Para o titular da Sema, Valmir Ortega, nos últimos anos vem sendo discutido com freqüência entre sociedade e empresários do ramo os principais fatores que impedem o crescimento da atividade no Estado. “Problema este que se constitui num fato histórico antigo, perpetuado desde a constituição do país”, disse Ortega. “Em dois anos, já tentamos por meio de concurso aumentar a capacidade de nosso corpo funcional, porém sabemos que só isso não basta”, ressaltou.

De acordo com ele, a Sema deve fazer novas contratações com o objetivo de criar um corpo técnico eficiente e capaz de atender à demanda das empresas com rapidez, buscando contribuir com a atividade florestal e seu crescimento. Porém, segundo Ortega, cerca de 50% dos projetos enviados à Sema são fraudulentos. Isso de acordo com estudos que ainda serão concluídos pela secretaria. “Só no ano passado recebemos mais de 500 projetos deste tipo, e isso causa muita perda de tempo, além tumultuar o processo”, acentuou o secretário.

Para Deryck Pantoja, a aproximação entre empresários, sociedade e órgãos do governo é muito importante para resolver boa parte dos projetos que são enviados pela associação à Sema, pois “na Apef temos representatividade, tanto do setor público quanto do setor privado, e conhecemos bem os problemas deste setor”. José Conrado reafirmou o compromisso da Fiepa em apoiar as propostas do governo e colaborar para que o setor florestal possa voltar a crescer.

Positiva – O pesquisador do Imazon, Adalberto Veríssimo, definiu como positiva a criação do grupo de trabalho. “Um bom momento para profissionais de todos os segmentos discutirem sobre a problemática do setor, que hoje não aceita projetos que não sejam constituídos de forma sustentável”, resaltou.
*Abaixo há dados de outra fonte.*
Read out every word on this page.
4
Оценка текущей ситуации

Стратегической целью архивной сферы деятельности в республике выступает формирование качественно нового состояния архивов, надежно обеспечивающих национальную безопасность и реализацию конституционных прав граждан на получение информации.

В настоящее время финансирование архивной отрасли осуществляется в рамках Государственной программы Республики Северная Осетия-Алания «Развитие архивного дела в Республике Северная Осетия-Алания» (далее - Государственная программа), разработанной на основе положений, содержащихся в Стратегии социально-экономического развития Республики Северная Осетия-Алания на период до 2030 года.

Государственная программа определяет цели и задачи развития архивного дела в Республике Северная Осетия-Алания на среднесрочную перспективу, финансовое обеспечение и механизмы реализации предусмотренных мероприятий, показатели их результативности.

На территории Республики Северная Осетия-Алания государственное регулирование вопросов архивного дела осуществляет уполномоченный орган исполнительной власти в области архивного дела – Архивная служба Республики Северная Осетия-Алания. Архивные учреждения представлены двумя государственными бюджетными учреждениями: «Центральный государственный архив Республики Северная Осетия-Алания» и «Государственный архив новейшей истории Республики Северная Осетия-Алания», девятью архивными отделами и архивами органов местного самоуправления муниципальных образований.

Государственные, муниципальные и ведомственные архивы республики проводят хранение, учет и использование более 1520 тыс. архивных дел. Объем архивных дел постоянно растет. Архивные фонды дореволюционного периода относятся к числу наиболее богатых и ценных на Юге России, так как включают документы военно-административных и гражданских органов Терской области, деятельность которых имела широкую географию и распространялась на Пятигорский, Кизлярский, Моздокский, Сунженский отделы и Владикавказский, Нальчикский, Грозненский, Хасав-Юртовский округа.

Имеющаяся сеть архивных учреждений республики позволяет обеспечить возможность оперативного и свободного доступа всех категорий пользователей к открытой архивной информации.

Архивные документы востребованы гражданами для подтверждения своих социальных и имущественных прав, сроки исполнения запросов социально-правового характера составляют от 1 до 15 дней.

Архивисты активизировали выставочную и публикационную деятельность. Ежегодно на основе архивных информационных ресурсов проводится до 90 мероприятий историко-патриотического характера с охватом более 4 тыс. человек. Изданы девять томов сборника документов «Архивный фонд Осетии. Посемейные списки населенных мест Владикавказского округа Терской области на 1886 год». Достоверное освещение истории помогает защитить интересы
Ele sugeriu o monitoramento por satélite para analisar áreas de manejo, como forma de agilizar os processos de licenciamento ambiental. “Por meio de imagens de satélites, podemos analisar se certas áreas são ou não boas para receber autorização, para que possa ser desenvolvida qualquer atividade florestal de modo sustentável. De qualquer maneira, só este encontro já representa muito, pois em alguns Estados do país seria difícil a Federação das Indústrias, por exemplo, sentar para discutir ações deste porte com representantes do governo e segmentos sociais”, reforçou Veríssimo.